Bud Lee was only 74 when he died this week and he’d been in a nursing home since a debilitating stroke in 2003. The photo shoot I commissioned from him was probably his last.
Bud worked with my friend Lynn Waddell and he saw the Painted Mary I gave to Lynn and her husband, James Harvey, as a wedding present. In exchange for building him a website, Bud took pictures of Lynn and James’ wedding, a collection which is highly odd and unusually interesting.
Bud told me about some land owned by an artist friend. With glowing eyes and fevered passion, he told me this was the perfect place to photograph my Marys. We had to do it. What I could afford to pay him was not the least concern; he had an image in his head that he was determined to translate.
He asked me to pick him up. His house was stuffed with fabric and photographs and it took effort to pry him away from a tour of every remnant. We drove to his friend’s estate somewhere east of Tampa, a sprawling contemporary surrounded by grounds thick with ginger and ferns. A copper colored creek ran along one property line; a pool lined with black stones by a built-in grotto defined the other.
I kept urging him to stop. It was blazing hot. He was clearly unwell. Bud ignored me, sweating and panting as he gasped out instructions. Move the pink one forward. Turn the purple one to the back. When Bud had taken all the photos he could, he dove into the pool fully clothed, which might have staved off a stroke from happening right then.

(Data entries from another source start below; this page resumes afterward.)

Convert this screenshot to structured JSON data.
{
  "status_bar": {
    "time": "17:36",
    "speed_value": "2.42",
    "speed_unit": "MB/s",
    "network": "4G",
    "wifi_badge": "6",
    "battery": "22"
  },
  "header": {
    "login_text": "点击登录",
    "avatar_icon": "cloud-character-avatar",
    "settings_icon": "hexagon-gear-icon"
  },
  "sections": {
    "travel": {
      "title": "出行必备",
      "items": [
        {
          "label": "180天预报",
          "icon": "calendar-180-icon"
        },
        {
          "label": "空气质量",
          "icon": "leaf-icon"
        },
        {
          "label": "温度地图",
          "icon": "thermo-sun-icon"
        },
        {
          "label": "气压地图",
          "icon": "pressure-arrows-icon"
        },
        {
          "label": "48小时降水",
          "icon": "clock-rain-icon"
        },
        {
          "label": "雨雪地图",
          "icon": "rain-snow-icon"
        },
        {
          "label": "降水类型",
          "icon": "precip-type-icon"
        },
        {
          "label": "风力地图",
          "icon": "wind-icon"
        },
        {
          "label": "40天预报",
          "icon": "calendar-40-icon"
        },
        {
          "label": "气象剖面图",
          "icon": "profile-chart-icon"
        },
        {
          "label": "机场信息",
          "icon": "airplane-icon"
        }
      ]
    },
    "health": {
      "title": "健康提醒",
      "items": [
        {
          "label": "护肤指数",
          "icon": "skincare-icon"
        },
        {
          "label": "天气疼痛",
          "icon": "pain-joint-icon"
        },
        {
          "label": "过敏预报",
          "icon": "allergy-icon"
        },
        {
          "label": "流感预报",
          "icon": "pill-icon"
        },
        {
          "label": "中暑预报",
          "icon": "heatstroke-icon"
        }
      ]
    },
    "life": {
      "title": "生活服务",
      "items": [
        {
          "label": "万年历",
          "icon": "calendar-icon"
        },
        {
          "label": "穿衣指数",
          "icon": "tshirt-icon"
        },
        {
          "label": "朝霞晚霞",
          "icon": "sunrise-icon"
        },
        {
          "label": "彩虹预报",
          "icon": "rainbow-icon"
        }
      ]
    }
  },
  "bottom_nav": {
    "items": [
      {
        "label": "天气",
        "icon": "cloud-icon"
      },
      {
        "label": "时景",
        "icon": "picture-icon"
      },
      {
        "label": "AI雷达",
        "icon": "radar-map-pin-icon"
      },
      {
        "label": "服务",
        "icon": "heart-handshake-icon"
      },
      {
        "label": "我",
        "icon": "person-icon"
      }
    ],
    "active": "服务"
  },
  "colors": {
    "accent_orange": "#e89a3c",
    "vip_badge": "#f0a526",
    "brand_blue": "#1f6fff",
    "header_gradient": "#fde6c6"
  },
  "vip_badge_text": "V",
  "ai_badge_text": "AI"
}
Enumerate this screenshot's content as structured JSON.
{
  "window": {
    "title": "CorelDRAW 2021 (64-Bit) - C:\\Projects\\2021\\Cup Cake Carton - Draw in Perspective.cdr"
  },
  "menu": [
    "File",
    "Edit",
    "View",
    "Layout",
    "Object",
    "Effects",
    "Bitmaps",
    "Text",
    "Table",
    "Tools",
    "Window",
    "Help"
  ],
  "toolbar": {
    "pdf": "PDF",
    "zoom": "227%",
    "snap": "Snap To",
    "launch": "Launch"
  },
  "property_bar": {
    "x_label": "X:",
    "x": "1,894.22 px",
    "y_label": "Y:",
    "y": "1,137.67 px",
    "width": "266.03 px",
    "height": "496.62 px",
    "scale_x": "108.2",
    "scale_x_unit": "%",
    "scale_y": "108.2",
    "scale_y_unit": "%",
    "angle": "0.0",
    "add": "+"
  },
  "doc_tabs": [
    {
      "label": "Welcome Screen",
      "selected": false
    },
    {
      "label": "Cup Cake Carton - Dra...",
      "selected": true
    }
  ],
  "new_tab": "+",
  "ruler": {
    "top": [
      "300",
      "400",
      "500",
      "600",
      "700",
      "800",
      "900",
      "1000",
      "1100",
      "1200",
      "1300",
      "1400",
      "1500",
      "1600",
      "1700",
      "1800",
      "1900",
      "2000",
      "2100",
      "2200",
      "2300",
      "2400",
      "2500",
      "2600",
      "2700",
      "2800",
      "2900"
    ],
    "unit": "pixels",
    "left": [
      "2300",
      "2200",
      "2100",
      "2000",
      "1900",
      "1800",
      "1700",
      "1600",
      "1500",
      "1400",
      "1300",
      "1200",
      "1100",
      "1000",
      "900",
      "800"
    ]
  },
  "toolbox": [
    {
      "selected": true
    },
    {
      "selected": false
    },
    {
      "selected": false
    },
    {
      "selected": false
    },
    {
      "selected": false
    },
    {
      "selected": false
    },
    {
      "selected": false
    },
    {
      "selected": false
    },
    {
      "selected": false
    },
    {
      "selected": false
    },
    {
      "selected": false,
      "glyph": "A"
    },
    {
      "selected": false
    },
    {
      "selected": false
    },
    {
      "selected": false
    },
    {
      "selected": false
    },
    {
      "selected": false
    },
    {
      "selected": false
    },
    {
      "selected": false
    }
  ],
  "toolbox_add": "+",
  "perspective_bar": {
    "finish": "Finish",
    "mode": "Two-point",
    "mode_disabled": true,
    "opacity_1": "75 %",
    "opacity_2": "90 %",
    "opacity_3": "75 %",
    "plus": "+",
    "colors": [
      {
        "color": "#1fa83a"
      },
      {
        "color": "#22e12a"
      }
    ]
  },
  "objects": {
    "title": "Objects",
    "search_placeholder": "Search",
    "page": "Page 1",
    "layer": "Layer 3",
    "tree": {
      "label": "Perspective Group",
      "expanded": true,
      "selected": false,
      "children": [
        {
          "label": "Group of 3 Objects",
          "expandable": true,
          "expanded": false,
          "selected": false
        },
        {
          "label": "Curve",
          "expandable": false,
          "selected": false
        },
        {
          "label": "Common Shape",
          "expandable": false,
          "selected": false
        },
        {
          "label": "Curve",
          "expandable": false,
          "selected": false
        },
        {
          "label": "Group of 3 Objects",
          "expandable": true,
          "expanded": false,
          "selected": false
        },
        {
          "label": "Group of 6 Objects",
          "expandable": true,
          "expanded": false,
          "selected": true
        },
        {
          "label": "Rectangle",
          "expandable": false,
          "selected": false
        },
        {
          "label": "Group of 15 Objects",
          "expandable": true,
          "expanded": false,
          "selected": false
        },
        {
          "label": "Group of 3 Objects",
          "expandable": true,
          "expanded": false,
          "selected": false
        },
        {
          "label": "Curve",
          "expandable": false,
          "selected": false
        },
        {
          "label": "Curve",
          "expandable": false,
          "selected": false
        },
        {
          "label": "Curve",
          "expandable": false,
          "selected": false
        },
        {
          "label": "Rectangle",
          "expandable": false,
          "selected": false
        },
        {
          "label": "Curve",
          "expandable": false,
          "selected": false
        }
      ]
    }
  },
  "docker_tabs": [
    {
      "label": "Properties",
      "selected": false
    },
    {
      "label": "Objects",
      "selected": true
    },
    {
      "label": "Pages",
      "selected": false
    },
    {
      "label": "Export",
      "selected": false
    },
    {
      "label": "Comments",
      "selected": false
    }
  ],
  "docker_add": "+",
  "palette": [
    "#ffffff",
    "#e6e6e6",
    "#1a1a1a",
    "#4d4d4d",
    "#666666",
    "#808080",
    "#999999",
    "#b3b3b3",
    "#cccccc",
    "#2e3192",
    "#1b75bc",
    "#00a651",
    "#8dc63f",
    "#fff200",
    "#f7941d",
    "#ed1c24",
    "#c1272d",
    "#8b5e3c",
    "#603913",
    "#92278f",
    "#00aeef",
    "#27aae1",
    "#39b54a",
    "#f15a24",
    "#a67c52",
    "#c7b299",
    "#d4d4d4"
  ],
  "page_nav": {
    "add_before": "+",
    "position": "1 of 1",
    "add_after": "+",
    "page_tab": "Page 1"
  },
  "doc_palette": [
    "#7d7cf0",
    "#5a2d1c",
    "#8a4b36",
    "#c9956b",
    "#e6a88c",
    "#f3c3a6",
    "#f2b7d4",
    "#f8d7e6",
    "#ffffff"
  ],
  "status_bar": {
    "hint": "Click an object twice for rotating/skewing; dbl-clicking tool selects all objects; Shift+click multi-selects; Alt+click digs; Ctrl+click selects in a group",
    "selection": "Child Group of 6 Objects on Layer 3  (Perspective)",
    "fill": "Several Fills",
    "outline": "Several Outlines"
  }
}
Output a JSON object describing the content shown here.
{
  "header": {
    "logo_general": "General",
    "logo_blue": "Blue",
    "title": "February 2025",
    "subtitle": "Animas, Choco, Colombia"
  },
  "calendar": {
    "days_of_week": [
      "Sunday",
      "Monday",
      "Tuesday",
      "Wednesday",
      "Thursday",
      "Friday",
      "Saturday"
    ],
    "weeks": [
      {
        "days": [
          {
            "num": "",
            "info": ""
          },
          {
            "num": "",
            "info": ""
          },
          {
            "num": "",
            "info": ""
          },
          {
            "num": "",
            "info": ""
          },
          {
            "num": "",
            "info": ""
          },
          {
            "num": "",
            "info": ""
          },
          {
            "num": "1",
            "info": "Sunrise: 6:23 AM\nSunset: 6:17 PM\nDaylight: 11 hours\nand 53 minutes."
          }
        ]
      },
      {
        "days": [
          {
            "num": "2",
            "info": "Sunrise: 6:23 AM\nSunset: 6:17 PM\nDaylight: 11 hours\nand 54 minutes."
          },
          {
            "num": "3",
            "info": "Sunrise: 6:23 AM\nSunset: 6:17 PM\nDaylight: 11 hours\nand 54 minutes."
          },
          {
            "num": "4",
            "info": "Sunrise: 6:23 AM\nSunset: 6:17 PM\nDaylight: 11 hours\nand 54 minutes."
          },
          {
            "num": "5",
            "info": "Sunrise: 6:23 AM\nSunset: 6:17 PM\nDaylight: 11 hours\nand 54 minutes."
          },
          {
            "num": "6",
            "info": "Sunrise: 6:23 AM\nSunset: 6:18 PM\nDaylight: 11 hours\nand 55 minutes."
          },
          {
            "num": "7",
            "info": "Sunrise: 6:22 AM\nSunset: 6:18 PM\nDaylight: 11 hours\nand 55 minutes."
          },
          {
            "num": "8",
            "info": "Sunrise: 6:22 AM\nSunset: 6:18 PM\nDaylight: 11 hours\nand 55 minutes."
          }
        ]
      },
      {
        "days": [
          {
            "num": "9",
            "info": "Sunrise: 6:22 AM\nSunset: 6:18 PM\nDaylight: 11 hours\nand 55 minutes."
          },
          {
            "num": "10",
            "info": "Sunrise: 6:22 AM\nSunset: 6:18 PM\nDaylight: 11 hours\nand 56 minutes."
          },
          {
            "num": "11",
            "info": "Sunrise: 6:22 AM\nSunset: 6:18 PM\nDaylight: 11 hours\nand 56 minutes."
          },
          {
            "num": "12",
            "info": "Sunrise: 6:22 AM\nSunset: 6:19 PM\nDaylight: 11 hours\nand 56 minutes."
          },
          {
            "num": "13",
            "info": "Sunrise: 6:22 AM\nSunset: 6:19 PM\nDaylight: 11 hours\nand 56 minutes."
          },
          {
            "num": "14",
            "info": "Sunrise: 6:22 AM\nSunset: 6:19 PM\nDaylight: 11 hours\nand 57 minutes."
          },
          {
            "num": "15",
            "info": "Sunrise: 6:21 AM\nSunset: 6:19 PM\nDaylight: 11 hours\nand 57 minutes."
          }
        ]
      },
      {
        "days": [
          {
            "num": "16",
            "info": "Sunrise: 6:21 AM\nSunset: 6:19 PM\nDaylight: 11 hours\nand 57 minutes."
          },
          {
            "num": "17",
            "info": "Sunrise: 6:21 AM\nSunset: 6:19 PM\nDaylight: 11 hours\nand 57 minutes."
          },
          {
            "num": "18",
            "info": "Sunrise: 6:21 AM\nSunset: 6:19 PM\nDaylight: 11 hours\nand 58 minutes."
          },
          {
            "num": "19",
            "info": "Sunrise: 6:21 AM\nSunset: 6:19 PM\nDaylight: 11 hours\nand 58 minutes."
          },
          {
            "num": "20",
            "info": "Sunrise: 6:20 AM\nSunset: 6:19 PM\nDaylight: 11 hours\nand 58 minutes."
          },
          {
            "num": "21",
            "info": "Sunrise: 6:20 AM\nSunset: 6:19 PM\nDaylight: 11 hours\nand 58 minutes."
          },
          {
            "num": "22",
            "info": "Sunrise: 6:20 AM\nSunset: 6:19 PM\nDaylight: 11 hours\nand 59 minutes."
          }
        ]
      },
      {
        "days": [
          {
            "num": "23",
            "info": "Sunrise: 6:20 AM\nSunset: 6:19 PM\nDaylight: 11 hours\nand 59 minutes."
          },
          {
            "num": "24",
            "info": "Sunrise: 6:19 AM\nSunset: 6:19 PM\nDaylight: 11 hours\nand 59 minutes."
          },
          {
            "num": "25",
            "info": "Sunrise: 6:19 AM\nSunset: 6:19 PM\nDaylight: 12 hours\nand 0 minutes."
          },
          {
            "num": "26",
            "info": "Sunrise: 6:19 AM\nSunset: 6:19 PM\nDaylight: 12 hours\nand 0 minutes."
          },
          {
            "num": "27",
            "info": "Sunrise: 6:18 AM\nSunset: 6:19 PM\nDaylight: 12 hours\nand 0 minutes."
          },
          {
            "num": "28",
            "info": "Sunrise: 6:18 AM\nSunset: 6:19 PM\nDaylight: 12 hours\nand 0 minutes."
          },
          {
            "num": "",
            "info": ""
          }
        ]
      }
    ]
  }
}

A week or so later, he stopped by my house, still sweating and panting, still gray. But he was happy with the shoot, even if we never got around to taking the Marys into the grotto. He handed me a fistful of negatives, old fashioned three-inch squares with jewel tones that sparkled in the sun. Less than a week later, he had the stroke.
Here are those pictures. Click the thumbnail to see the full beauty of each one.
Rest in peace, Bud. You deserve to rest in much, much peace.